KOMPAS.com - Indonesia akan segera memasuki fase new normal di tengah pandemi Covid-19 yang masih terjadi.
Pada fase ini, pembatasan kegiatan masyarakat akan dilonggarkan.
Masyarakat bisa kembali beraktivitas seperti bekerja dan bersekolah, namun dengan tetap mematuhi sejumlah protokol kesehatan seperti memakai masker dan membatasi jarak fisik.
Namun, penerapan new normal ini belum sepenuhnya dapat dipahami. Masih banyak pertanyaan, apa itu new normal? Bagaimana kehidupan akan berjalan? Dan berbagai pertanyaan lainnya.
Hal ini tentunya menjadi pekerjaan rumah bagi pemerintah agar penerapan new normal sukses dan tidak menjadi bumerang dalam proses pengendalian virus corona penyebab Covid-19.
Di media sosial Twitter, Selasa (2/6/2020), salah satu trending "bagaimana new normal", merekam perbincangan warganet tentang berbagai hal yang belum mereka pahami soal tatanan baru.
Baca juga: INFOGRAFIK: Panduan New Normal Penumpang Kereta Api
Bagaimana mempersiapkan masyarakat siap menghadapi new normal?
Menurut Sosiolog dari Universitas Gadjah Mada (UGM) Yogyakarta, Sunyoto Usman, pemerintah masih perlu membenahi sejumlah persoalan sebelum mempersiapkan masyarakat menerima new normal dengan baik.
Sunyoto menduga, ada persoalan yang terjadi di tiga level yakni pada level kebijakan, koordinasi antar lembaga dan level operasionalnya.
"Seharusnya pemerintah memberi penjelasan apa konsep new normal dan seperti pa kebijakannya. New normal seharusnya dikonsepsikan sebagai kondisi baru yang lebih baik, by plan (direncanakan berbasis kebijakan dan adaptasi tertentu), memberi perlindungan kesehatan, dan menjaga pertumbuhan ekonomi. Pertanyaannya, apa memang sudah aman dengan pelonggaran tersebut?" kata Sunyoto, saat dihubungi Kompas.com, Selasa (2/6/2020).
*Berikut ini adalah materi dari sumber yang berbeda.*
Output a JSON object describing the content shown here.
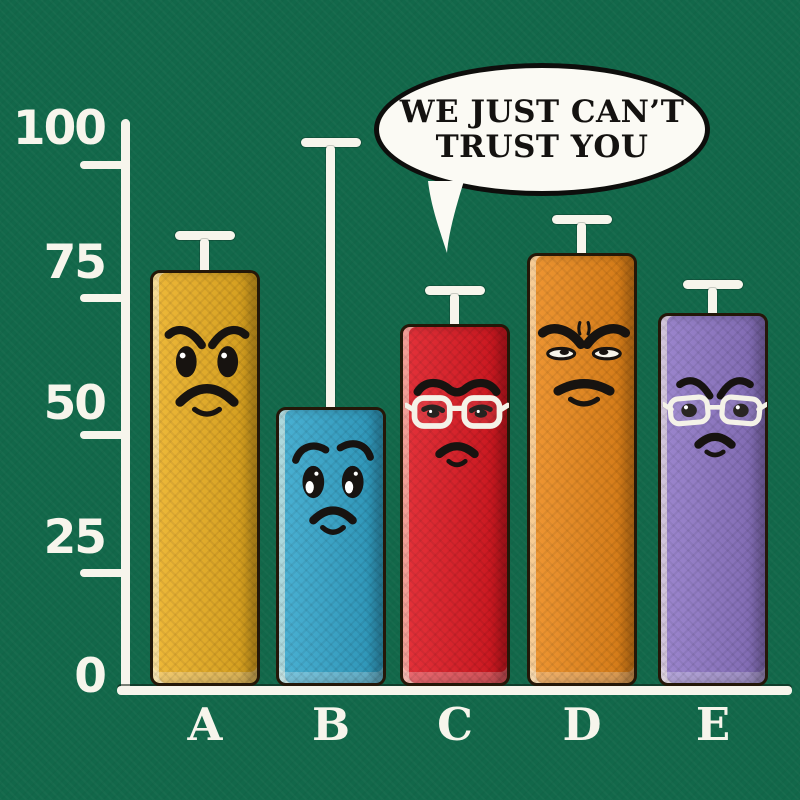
{
  "colors": {
    "background": "#12684a",
    "axis": "#f7f5ec",
    "bar_outline": "#241708",
    "bubble_fill": "#fbfaf4",
    "bubble_outline": "#0e0e0c",
    "bubble_text": "#141210",
    "label_text": "#f7f5ec"
  },
  "bubble": {
    "line1": "WE JUST CAN’T",
    "line2": "TRUST YOU"
  },
  "axis": {
    "ytick_labels": [
      "100",
      "75",
      "50",
      "25",
      "0"
    ]
  },
  "chart_data": {
    "type": "bar",
    "title": "",
    "xlabel": "",
    "ylabel": "",
    "categories": [
      "A",
      "B",
      "C",
      "D",
      "E"
    ],
    "values": [
      76,
      51,
      66,
      79,
      68
    ],
    "error_bar_tops": [
      83,
      100,
      73,
      86,
      74
    ],
    "ylim": [
      0,
      100
    ],
    "yticks": [
      0,
      25,
      50,
      75,
      100
    ],
    "grid": false,
    "legend": false,
    "bar_colors": [
      "#edb123",
      "#36a9cf",
      "#e11b24",
      "#ee8b1c",
      "#9179c9"
    ],
    "bar_moods": [
      "angry",
      "worried",
      "skeptical-wearing-glasses",
      "stern",
      "angry-wearing-glasses"
    ],
    "annotation": {
      "text": "WE JUST CAN’T TRUST YOU",
      "type": "speech-bubble",
      "points_at": "B"
    }
  }
}
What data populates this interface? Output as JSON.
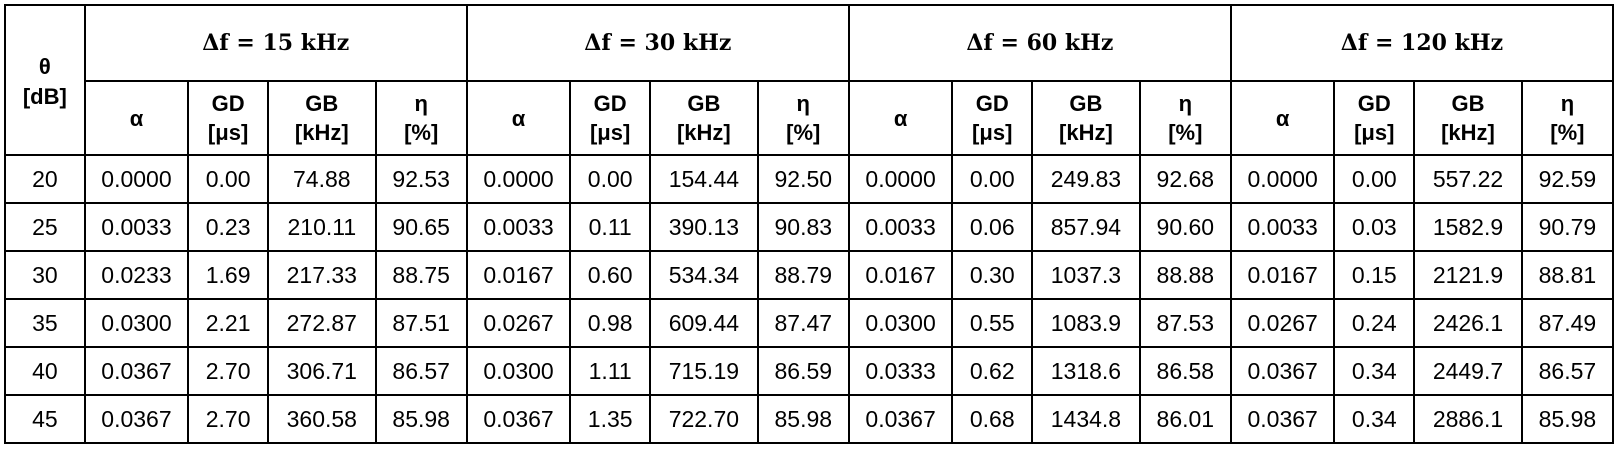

Menurut dia, dalam mempersiapkan masyarakat memasuki fase new normal tidak bisa disamakan seluruh daerah.
Ada daerah yang sudah bisa menerapkan new normal, tetapi masih banyak juga daerah yang ancaman virus coronanya belum reda.
"Efektivitas RT/RW juga tergantung karakteristik lingkungannya. Banyak lingkungan yang warganya tidak akrab. Bahkan di beberapa perumahan urban tidak saling kenal. Beda dengan daerah sub-urban atau desa," kata Sunyoto.
Baca juga: PBNU Keluarkan Protokol Ibadah di Masjid Saat New Normal
Lihat Foto
Gugus Tugas daerah bisa lebih efektif
Menurut Sunyoto, terkait efektivitas metode persiapan new normal yang diterapkan, kemungkinan besar bergantung pada Gugus Tugas Penanganan Covid-19 di masing-masing daerah.
Alasannya, mereka yang paling mengetahui karakteristik masyarakat di daerahnya.
Selain itu, menurut dia, pemasangan baliho dan selebaran yang memuat informasi soal bahaya Covid-19 kurang efektif untuk mengedukasi masyarakat.
Sementara, kampanye melalui media sosial hanya bisa dijangkau oleh mereka yang memiliki akses internet memadai.
Oleh karena itu, ia menyarankan agar masyarakat diberi dan saling memberi contoh nyata melalui perilaku yang bisa diteladani.
Perilaku ini, misalnya, dengan memasang tempat cuci tangan yang dilengkapi sabun di depan rumah.
Bisa pula dengan memperketat pengawasan dan pengamanan di tempat-tempat yang berpotensi menimbulkan kerumunan orang, seperti mal, pasar, dan terminal.
"Pejabat juga jangan bicara dan mengeluarkan pernyataan yang melahirkan tafsir kondisi aman. Misal, jumlah kasus positif menurun. Itu menurun dari angka berapa ke angka berapa? Misal lagi, pernyataan pejabat 'Kita belum perlu PSBB'' Pernyataan semacam itu bagi masyarakat awam bisa ditafsirkan kondisi sudah aman," kata Sunyoto.